A analogia com o estágio atual da pandemia de coronavírus é perfeita. De um lado, a variante delta faz força para aumentar o número de casos, hospitalizações e óbitos. De outro, a campanha de vacinação faz força para reduzir os mesmos indicadores. Por enquanto, é uma disputa parelha.

Crianças brincam de cabo de guerra em cidade do Rio Grande do Sul - Leticia Moreira - 2.nov.2011/Folhapress

A média móvel de casos vinha em queda, indicando vitória da campanha de vacinação, mas houve uma preocupante estabilização nos últimos dias e até um aumento da razão de transmissão no Brasil. Seria a reação da variante delta? Em relação aos óbitos, a campanha de vacinação continua vencendo: os números seguem em queda, embora ainda ao redor de inaceitáveis mil mortes todos os dias.

Todos os dias eu sou questionado sobre quando poderemos voltar a viver normalmente. Às vezes a pergunta é formulada de outra maneira: quando acaba a pandemia?

A resposta para essa pergunta, nesse momento, se resume a esse cabo de guerra entre a variante delta e a campanha de vacinação.

Precisaria ser assim?

Claro que não.

O Brasil poderia colocar outras forças puxando a nosso favor, contra o vírus.

Imagina como seria mais fácil para a campanha de vacinação se ela fosse ajudada por outras estratégias, como a testagem em larga escala, o rastreamento de contatos, o isolamento de suspeitos.

Imagina como seria mais fácil se a campanha de vacinação viesse acompanhada de medidas rígidas e curtas de restrição da circulação, como foi feito nos países que obtiveram maior sucesso.

Imagina como seria mais fácil se a campanha de vacinação viesse acompanhada de uma comunicação unificada, dos políticos, pesquisadores, atores, esportistas, jornalistas, todos remando para o mesmo lado.

Imagina como seria mais fácil para a campanha de vacinação se não houvesse um discurso negacionista, coordenado pelo próprio governo federal, tentando desqualificar uma das vacinas em uso no país.

Imagina como seria mais fácil para a campanha de vacinação se o próprio presidente da República tivesse tomado a sua vacina e postado nas mídias formais e informais, para motivar seus apoiadores a fazerem o mesmo.

Imagina como seria mais fácil para a campanha e vacinação se, ao invés de cobrar propina, os negociantes de vacina estivessem focados em salvar vidas.

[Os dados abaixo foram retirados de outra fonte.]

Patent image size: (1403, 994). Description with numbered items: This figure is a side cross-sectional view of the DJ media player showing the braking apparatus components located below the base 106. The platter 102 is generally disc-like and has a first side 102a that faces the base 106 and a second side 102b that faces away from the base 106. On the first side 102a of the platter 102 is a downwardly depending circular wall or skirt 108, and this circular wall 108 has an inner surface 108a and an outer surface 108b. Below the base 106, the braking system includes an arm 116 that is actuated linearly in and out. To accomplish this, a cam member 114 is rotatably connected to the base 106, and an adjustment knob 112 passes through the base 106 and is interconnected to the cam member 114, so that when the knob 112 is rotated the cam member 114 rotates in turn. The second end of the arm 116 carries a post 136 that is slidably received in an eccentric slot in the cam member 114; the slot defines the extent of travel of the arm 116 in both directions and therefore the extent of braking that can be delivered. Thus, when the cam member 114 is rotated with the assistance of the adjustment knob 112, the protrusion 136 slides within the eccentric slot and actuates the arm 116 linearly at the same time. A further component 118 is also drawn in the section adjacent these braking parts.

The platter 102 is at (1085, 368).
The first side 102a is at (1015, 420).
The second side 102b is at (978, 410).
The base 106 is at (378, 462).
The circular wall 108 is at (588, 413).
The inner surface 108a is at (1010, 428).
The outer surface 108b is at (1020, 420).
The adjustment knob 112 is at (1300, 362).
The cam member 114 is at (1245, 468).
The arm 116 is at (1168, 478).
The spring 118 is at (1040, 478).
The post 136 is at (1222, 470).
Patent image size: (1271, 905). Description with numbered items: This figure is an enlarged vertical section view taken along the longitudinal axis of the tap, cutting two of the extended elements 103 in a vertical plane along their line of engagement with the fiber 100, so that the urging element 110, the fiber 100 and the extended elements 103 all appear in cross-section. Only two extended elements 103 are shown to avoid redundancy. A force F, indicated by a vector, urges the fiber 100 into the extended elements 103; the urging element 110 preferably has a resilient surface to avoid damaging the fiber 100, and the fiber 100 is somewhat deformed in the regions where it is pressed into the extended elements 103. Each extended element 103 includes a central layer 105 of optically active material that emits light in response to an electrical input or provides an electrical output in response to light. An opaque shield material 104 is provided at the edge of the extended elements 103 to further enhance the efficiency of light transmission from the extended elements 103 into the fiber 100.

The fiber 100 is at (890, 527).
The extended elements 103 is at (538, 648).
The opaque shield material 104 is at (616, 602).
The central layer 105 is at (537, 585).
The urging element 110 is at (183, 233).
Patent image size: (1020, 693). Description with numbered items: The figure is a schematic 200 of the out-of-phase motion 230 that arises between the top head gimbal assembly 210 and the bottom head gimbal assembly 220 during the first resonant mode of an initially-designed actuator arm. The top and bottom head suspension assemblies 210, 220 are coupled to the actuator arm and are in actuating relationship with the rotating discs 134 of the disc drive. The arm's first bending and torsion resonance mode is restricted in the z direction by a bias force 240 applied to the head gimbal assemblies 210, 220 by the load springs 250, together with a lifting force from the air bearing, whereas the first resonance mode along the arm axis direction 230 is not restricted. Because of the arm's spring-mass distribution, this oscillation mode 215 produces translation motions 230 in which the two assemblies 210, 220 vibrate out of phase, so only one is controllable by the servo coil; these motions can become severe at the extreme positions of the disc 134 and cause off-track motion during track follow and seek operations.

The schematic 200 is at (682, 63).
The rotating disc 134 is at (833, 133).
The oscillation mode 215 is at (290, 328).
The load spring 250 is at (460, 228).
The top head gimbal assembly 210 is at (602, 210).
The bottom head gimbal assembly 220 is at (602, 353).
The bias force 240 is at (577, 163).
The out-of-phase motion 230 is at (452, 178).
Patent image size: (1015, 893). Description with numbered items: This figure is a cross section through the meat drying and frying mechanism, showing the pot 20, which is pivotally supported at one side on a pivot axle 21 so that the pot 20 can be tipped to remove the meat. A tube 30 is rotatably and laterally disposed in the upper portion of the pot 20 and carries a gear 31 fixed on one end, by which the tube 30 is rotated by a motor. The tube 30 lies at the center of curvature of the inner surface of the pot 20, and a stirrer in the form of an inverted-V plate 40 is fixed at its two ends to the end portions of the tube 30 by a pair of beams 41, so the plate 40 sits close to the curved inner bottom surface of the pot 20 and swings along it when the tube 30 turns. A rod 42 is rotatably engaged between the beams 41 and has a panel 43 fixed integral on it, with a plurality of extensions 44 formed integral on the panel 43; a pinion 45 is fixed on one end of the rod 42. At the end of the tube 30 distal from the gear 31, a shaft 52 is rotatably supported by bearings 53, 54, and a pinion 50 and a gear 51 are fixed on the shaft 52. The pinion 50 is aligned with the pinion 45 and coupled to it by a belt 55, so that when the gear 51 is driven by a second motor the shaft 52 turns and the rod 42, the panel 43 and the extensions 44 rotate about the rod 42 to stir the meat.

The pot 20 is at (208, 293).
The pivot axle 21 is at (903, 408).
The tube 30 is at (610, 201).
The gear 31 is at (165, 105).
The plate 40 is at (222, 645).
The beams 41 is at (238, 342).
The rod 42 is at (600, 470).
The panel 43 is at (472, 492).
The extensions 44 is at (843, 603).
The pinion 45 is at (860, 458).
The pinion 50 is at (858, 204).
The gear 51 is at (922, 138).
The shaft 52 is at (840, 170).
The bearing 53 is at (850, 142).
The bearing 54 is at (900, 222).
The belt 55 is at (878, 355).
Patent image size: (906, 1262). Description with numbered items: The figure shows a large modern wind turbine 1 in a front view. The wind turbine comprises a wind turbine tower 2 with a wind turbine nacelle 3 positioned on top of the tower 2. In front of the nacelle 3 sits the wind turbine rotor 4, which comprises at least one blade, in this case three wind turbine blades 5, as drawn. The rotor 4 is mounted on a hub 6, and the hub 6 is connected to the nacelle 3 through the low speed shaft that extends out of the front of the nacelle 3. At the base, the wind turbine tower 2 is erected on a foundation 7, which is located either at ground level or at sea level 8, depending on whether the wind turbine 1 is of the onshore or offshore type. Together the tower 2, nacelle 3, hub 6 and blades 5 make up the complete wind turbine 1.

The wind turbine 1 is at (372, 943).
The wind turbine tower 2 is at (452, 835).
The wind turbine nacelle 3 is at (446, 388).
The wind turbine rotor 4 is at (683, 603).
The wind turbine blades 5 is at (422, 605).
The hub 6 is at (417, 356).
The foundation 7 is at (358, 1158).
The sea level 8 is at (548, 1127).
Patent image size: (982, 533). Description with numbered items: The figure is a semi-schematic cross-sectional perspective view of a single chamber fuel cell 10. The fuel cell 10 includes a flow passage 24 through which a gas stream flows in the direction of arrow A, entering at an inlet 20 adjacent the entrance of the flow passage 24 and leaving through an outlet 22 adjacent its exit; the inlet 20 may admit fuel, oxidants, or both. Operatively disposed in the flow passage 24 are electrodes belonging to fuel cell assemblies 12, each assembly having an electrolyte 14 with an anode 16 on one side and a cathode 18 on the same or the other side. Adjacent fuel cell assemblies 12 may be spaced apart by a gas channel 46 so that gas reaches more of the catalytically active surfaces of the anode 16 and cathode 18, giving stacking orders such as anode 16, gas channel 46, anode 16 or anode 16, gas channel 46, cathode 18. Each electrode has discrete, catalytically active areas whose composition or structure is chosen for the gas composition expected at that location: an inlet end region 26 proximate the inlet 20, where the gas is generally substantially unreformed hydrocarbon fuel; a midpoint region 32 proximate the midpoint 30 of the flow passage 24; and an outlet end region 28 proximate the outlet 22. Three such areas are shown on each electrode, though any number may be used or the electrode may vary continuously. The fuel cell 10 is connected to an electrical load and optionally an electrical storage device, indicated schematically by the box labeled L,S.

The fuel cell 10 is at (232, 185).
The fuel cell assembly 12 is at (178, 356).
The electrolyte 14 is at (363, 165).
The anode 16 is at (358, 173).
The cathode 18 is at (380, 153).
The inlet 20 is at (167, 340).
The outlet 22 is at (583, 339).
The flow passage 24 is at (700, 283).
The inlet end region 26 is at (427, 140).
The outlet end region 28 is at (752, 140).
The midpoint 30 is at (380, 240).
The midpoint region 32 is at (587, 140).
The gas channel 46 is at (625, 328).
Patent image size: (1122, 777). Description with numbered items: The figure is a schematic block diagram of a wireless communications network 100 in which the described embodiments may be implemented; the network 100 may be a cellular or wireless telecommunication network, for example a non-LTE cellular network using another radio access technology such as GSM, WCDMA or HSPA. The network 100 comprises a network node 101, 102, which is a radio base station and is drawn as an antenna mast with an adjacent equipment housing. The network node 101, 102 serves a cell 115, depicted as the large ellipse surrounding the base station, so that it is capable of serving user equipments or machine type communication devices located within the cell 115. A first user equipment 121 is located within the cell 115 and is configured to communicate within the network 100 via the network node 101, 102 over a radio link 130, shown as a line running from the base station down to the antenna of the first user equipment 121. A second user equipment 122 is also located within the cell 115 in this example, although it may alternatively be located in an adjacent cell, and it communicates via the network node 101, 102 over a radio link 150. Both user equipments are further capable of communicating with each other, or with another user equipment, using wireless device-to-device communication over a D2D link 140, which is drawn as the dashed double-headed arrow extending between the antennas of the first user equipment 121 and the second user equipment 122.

Imagina como seria mais fácil se, ao invés de investir em cloroquina, o governo tivesse investido, desde o começo, em vacina.

Imagina como seria mais fácil se um dos 101 emails enviados pela Pfizer tivesse sido respondido e as vacinas adquiridas na hora certa.

Imagina como seria mais fácil se o presidente estivesse preocupado com a pandemia, e não com as próximas eleições.

A campanha de vacinação é tão potente que, mesmo com todos esses problemas, ela continua rivalizando com a variante delta. Até quando ela conseguirá?